Towards an evidence-based decision making healthcare system management: Modelling patient pathways to improve clinical outcomes

  • Authors:
  • Shola Adeyemi;Eren Demir;Thierry Chaussalet

  • Affiliations:
  • Health and Social Care Modelling Group, Department of Business Information Systems, School of Electronics and Computer Science, University of Westminster, London, UK;Department of Marketing & Enterprise, Business Analysis and Statistics Group, Business School, University of Hertfordshire, Hertfordshire, UK;Health and Social Care Modelling Group, Department of Business Information Systems, School of Electronics and Computer Science, University of Westminster, London, UK

  • Venue:
  • Decision Support Systems
  • Year:
  • 2013

Quantified Score

Hi-index 0.00

Visualization

Abstract

The concept of patient flow modelling has attracted managers, commissioners and clinicians to better understand the operational and clinical functions of the healthcare system.

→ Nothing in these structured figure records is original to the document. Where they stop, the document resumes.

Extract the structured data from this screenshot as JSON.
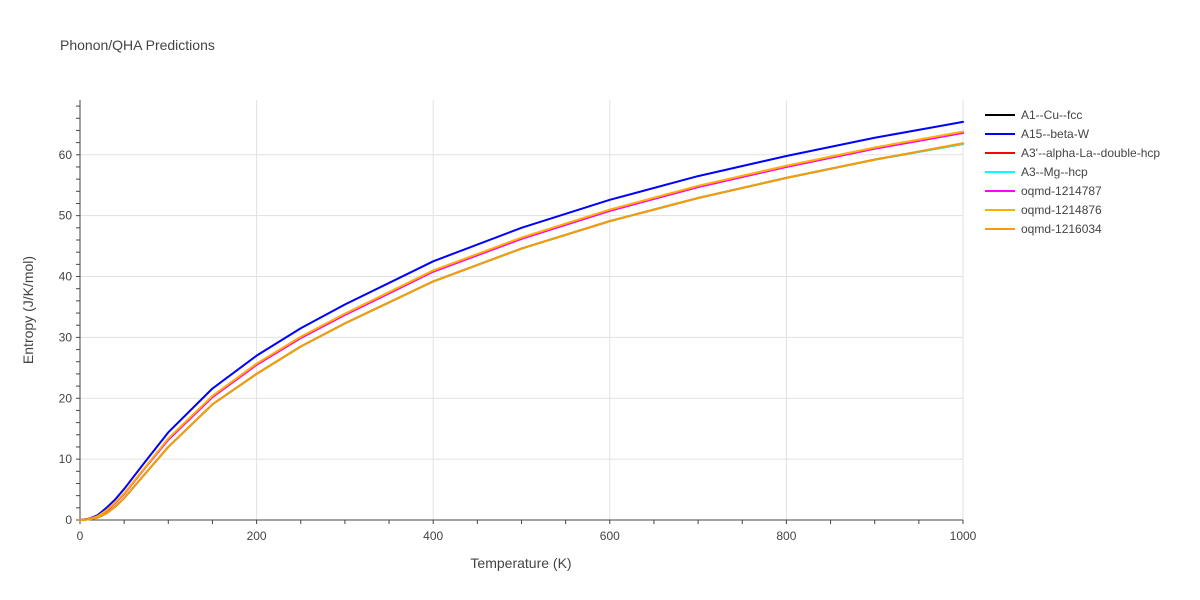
{
  "chart_data": {
    "type": "line",
    "title": "Phonon/QHA Predictions",
    "xlabel": "Temperature (K)",
    "ylabel": "Entropy (J/K/mol)",
    "xlim": [
      0,
      1000
    ],
    "ylim": [
      0,
      69
    ],
    "x_ticks": [
      0,
      200,
      400,
      600,
      800,
      1000
    ],
    "y_ticks": [
      0,
      10,
      20,
      30,
      40,
      50,
      60
    ],
    "grid": true,
    "legend_position": "right",
    "x": [
      0,
      10,
      20,
      30,
      40,
      50,
      75,
      100,
      150,
      200,
      250,
      300,
      400,
      500,
      600,
      700,
      800,
      900,
      1000
    ],
    "series": [
      {
        "name": "A1--Cu--fcc",
        "color": "#000000",
        "values": [
          0,
          0.1,
          0.4,
          1.1,
          2.2,
          3.6,
          7.8,
          12.0,
          19.0,
          24.0,
          28.5,
          32.3,
          39.2,
          44.6,
          49.1,
          52.9,
          56.2,
          59.2,
          61.8
        ]
      },
      {
        "name": "A15--beta-W",
        "color": "#0000ff",
        "values": [
          0,
          0.2,
          0.8,
          2.0,
          3.4,
          5.1,
          9.8,
          14.4,
          21.6,
          27.0,
          31.5,
          35.4,
          42.5,
          48.0,
          52.6,
          56.5,
          59.8,
          62.8,
          65.4
        ]
      },
      {
        "name": "A3'--alpha-La--double-hcp",
        "color": "#ff0000",
        "values": [
          0,
          0.15,
          0.6,
          1.5,
          2.8,
          4.3,
          8.8,
          13.2,
          20.2,
          25.5,
          29.9,
          33.7,
          40.8,
          46.2,
          50.8,
          54.7,
          58.0,
          61.0,
          63.6
        ]
      },
      {
        "name": "A3--Mg--hcp",
        "color": "#00ffff",
        "values": [
          0,
          0.1,
          0.4,
          1.1,
          2.2,
          3.6,
          7.8,
          12.0,
          19.0,
          24.0,
          28.5,
          32.3,
          39.2,
          44.6,
          49.1,
          52.9,
          56.2,
          59.2,
          61.8
        ]
      },
      {
        "name": "oqmd-1214787",
        "color": "#ff00ff",
        "values": [
          0,
          0.15,
          0.6,
          1.5,
          2.8,
          4.3,
          8.8,
          13.2,
          20.2,
          25.5,
          29.9,
          33.7,
          40.8,
          46.2,
          50.8,
          54.7,
          58.0,
          61.0,
          63.6
        ]
      },
      {
        "name": "oqmd-1214876",
        "color": "#ffb000",
        "values": [
          0,
          0.15,
          0.6,
          1.6,
          2.9,
          4.4,
          8.9,
          13.4,
          20.4,
          25.7,
          30.1,
          33.9,
          41.0,
          46.4,
          51.0,
          54.9,
          58.2,
          61.2,
          63.8
        ]
      },
      {
        "name": "oqmd-1216034",
        "color": "#ff9900",
        "values": [
          0,
          0.1,
          0.4,
          1.1,
          2.2,
          3.6,
          7.8,
          12.0,
          19.0,
          24.0,
          28.5,
          32.3,
          39.2,
          44.6,
          49.1,
          52.9,
          56.2,
          59.2,
          61.9
        ]
      }
    ]
  }
}
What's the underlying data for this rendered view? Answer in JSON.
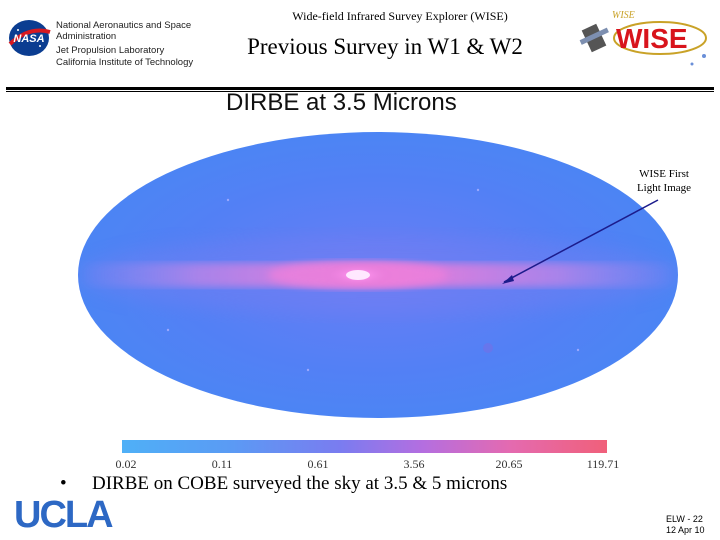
{
  "header": {
    "org_lines": [
      "National Aeronautics and Space",
      "Administration",
      "Jet Propulsion Laboratory",
      "California Institute of Technology"
    ],
    "mission": "Wide-field Infrared Survey Explorer (WISE)",
    "title": "Previous Survey in W1 & W2",
    "nasa_logo_text": "NASA",
    "wise_logo_text": "WISE",
    "wise_logo_sub": "WISE"
  },
  "figure": {
    "title": "DIRBE at 3.5 Microns",
    "annotation_lines": [
      "WISE First",
      "Light Image"
    ],
    "colorbar_ticks": [
      "0.02",
      "0.11",
      "0.61",
      "3.56",
      "20.65",
      "119.71"
    ]
  },
  "bullets": [
    {
      "mark": "•",
      "text": "DIRBE on COBE surveyed the sky at 3.5 & 5 microns"
    }
  ],
  "footer": {
    "ucla_logo_text": "UCLA",
    "event": "ELW - 22",
    "date": "12 Apr 10"
  },
  "colors": {
    "map_base": "#4f7cf5",
    "galactic_plane": "#e77bd8",
    "arrow": "#1c1c8c",
    "ucla_blue": "#2d68c4",
    "wise_red": "#d8141c"
  }
}
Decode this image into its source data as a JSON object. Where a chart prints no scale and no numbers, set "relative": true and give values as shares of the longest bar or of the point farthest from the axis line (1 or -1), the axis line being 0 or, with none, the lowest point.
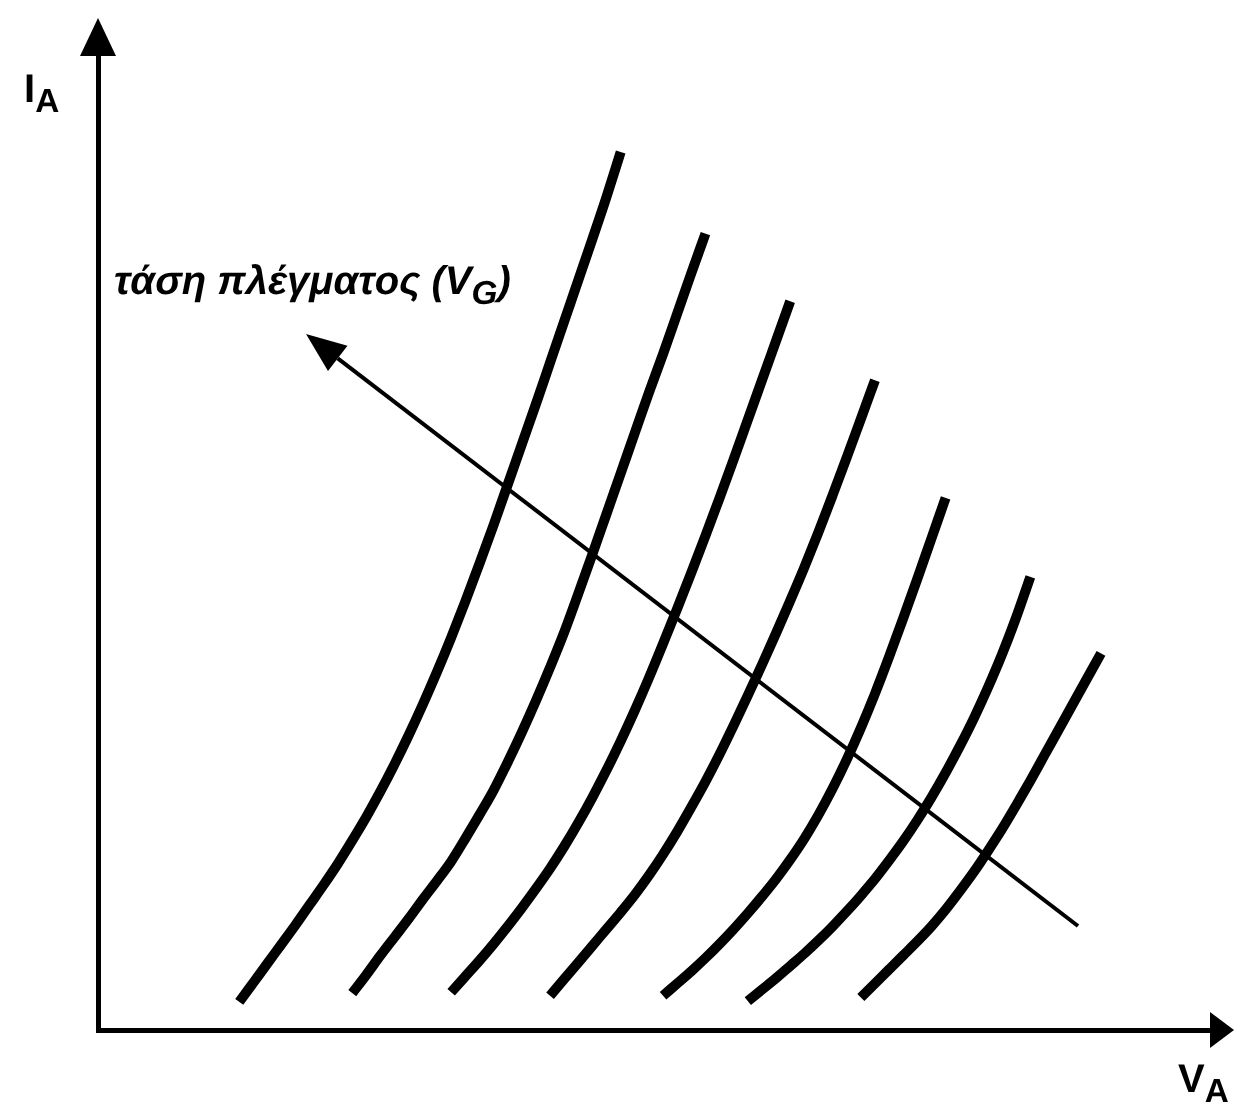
{
  "chart_data": {
    "type": "line",
    "relative": true,
    "xlabel": "V$_{A}$",
    "ylabel": "I$_{A}$",
    "annotations": [
      "τάση πλέγματος (V$_{G}$)"
    ],
    "legend": false,
    "grid": false,
    "marker": "none",
    "line_style": "solid",
    "tick_labels": false,
    "categories": [
      null,
      null,
      null,
      null,
      null,
      null,
      null,
      null,
      null,
      null,
      null,
      null,
      null,
      null,
      null,
      null,
      null,
      null,
      null,
      null,
      null,
      null,
      null,
      null,
      null,
      null,
      null,
      null,
      null,
      null,
      null,
      null,
      null,
      null,
      null,
      null,
      null,
      null,
      null,
      null,
      null,
      null,
      null,
      null,
      null,
      null,
      null,
      null,
      null,
      null,
      null,
      null,
      null,
      null,
      null,
      null,
      null,
      null,
      null,
      null,
      null,
      null,
      null,
      null,
      null,
      null,
      null,
      null,
      null,
      null,
      null,
      null,
      null,
      null,
      null,
      null,
      null,
      null,
      null,
      null
    ],
    "series": [
      {
        "color": "#000000",
        "values": [
          null,
          null,
          null,
          null,
          null,
          null,
          null,
          null,
          null,
          null,
          0.032,
          0.054,
          0.076,
          0.098,
          0.12,
          0.143,
          0.166,
          0.19,
          0.216,
          0.243,
          0.272,
          0.303,
          0.336,
          0.371,
          0.408,
          0.447,
          0.488,
          0.531,
          0.575,
          0.621,
          0.667,
          0.713,
          0.76,
          0.807,
          0.854,
          0.901,
          0.949,
          1,
          null,
          null,
          null,
          null,
          null,
          null,
          null,
          null,
          null,
          null,
          null,
          null,
          null,
          null,
          null,
          null,
          null,
          null,
          null,
          null,
          null,
          null,
          null,
          null,
          null,
          null,
          null,
          null,
          null,
          null,
          null,
          null,
          null,
          null,
          null,
          null,
          null,
          null,
          null,
          null,
          null,
          null
        ]
      },
      {
        "color": "#000000",
        "values": [
          null,
          null,
          null,
          null,
          null,
          null,
          null,
          null,
          null,
          null,
          null,
          null,
          null,
          null,
          null,
          null,
          null,
          null,
          0.042,
          0.063,
          0.085,
          0.106,
          0.127,
          0.149,
          0.17,
          0.192,
          0.218,
          0.245,
          0.273,
          0.305,
          0.339,
          0.375,
          0.413,
          0.453,
          0.497,
          0.542,
          0.588,
          0.634,
          0.68,
          0.726,
          0.77,
          0.816,
          0.862,
          0.907,
          null,
          null,
          null,
          null,
          null,
          null,
          null,
          null,
          null,
          null,
          null,
          null,
          null,
          null,
          null,
          null,
          null,
          null,
          null,
          null,
          null,
          null,
          null,
          null,
          null,
          null,
          null,
          null,
          null,
          null,
          null,
          null,
          null,
          null,
          null,
          null
        ]
      },
      {
        "color": "#000000",
        "values": [
          null,
          null,
          null,
          null,
          null,
          null,
          null,
          null,
          null,
          null,
          null,
          null,
          null,
          null,
          null,
          null,
          null,
          null,
          null,
          null,
          null,
          null,
          null,
          null,
          null,
          0.043,
          0.061,
          0.079,
          0.098,
          0.118,
          0.139,
          0.161,
          0.184,
          0.209,
          0.236,
          0.265,
          0.296,
          0.329,
          0.364,
          0.401,
          0.44,
          0.48,
          0.521,
          0.563,
          0.606,
          0.65,
          0.695,
          0.74,
          0.785,
          0.83,
          null,
          null,
          null,
          null,
          null,
          null,
          null,
          null,
          null,
          null,
          null,
          null,
          null,
          null,
          null,
          null,
          null,
          null,
          null,
          null,
          null,
          null,
          null,
          null,
          null,
          null,
          null,
          null,
          null,
          null
        ]
      },
      {
        "color": "#000000",
        "values": [
          null,
          null,
          null,
          null,
          null,
          null,
          null,
          null,
          null,
          null,
          null,
          null,
          null,
          null,
          null,
          null,
          null,
          null,
          null,
          null,
          null,
          null,
          null,
          null,
          null,
          null,
          null,
          null,
          null,
          null,
          null,
          null,
          0.039,
          0.058,
          0.077,
          0.096,
          0.115,
          0.134,
          0.154,
          0.176,
          0.2,
          0.226,
          0.254,
          0.283,
          0.314,
          0.347,
          0.381,
          0.416,
          0.452,
          0.489,
          0.527,
          0.567,
          0.609,
          0.652,
          0.696,
          0.74,
          null,
          null,
          null,
          null,
          null,
          null,
          null,
          null,
          null,
          null,
          null,
          null,
          null,
          null,
          null,
          null,
          null,
          null,
          null,
          null,
          null,
          null,
          null,
          null
        ]
      },
      {
        "color": "#000000",
        "values": [
          null,
          null,
          null,
          null,
          null,
          null,
          null,
          null,
          null,
          null,
          null,
          null,
          null,
          null,
          null,
          null,
          null,
          null,
          null,
          null,
          null,
          null,
          null,
          null,
          null,
          null,
          null,
          null,
          null,
          null,
          null,
          null,
          null,
          null,
          null,
          null,
          null,
          null,
          null,
          null,
          0.039,
          0.053,
          0.067,
          0.082,
          0.098,
          0.115,
          0.133,
          0.152,
          0.172,
          0.194,
          0.218,
          0.245,
          0.275,
          0.308,
          0.344,
          0.383,
          0.425,
          0.469,
          0.514,
          0.56,
          0.606,
          null,
          null,
          null,
          null,
          null,
          null,
          null,
          null,
          null,
          null,
          null,
          null,
          null,
          null,
          null,
          null,
          null,
          null,
          null
        ]
      },
      {
        "color": "#000000",
        "values": [
          null,
          null,
          null,
          null,
          null,
          null,
          null,
          null,
          null,
          null,
          null,
          null,
          null,
          null,
          null,
          null,
          null,
          null,
          null,
          null,
          null,
          null,
          null,
          null,
          null,
          null,
          null,
          null,
          null,
          null,
          null,
          null,
          null,
          null,
          null,
          null,
          null,
          null,
          null,
          null,
          null,
          null,
          null,
          null,
          null,
          null,
          0.033,
          0.046,
          0.059,
          0.073,
          0.087,
          0.102,
          0.118,
          0.135,
          0.153,
          0.172,
          0.193,
          0.215,
          0.239,
          0.265,
          0.293,
          0.323,
          0.355,
          0.39,
          0.428,
          0.47,
          0.516,
          null,
          null,
          null,
          null,
          null,
          null,
          null,
          null,
          null,
          null,
          null,
          null,
          null
        ]
      },
      {
        "color": "#000000",
        "values": [
          null,
          null,
          null,
          null,
          null,
          null,
          null,
          null,
          null,
          null,
          null,
          null,
          null,
          null,
          null,
          null,
          null,
          null,
          null,
          null,
          null,
          null,
          null,
          null,
          null,
          null,
          null,
          null,
          null,
          null,
          null,
          null,
          null,
          null,
          null,
          null,
          null,
          null,
          null,
          null,
          null,
          null,
          null,
          null,
          null,
          null,
          null,
          null,
          null,
          null,
          null,
          null,
          null,
          null,
          0.037,
          0.053,
          0.069,
          0.085,
          0.101,
          0.118,
          0.137,
          0.158,
          0.18,
          0.204,
          0.229,
          0.256,
          0.284,
          0.313,
          0.342,
          0.371,
          0.4,
          0.429,
          null,
          null,
          null,
          null,
          null,
          null,
          null,
          null
        ]
      }
    ]
  }
}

In this context, the current study has two objectives: First, to introduce a random effects continuation-ratio logit model, suitable for detecting stage wise transitions, to patient pathways modelling. Second, we aim at advancing our knowledge with regard to the application of modelling techniques to patient pathways. We study individual clinical pathways of chronic obstructive pulmonary disease (COPD) patients, a source of concern for major stakeholders. Data on COPD patients were extracted from the national English Hospital Episodes Statistics dataset. Individual patient pathways from initial admission through to more than four readmissions are captured. We notice that as patients are frequently readmitted, males are more likely to be in the higher risk group than females. Furthermore, the number of previous readmissions has a direct impact on the propensity of experiencing a further readmission. This model is very useful in detecting the most critical threshold at which multiple readmissions are more probable. Clinicians should note that a first readmission signifies a problem in the process of care and if care is not taken this may be the beginning of many subsequent readmissions. Our method could easily be implemented as a decision support tool to determine disease specific probabilities of multiple readmissions. Therefore, this could be a valuable tool for clinicians, health care managers, and policy makers for informed decision making in the management of diseases, which ultimately contributes to improved measures for hospital performance management.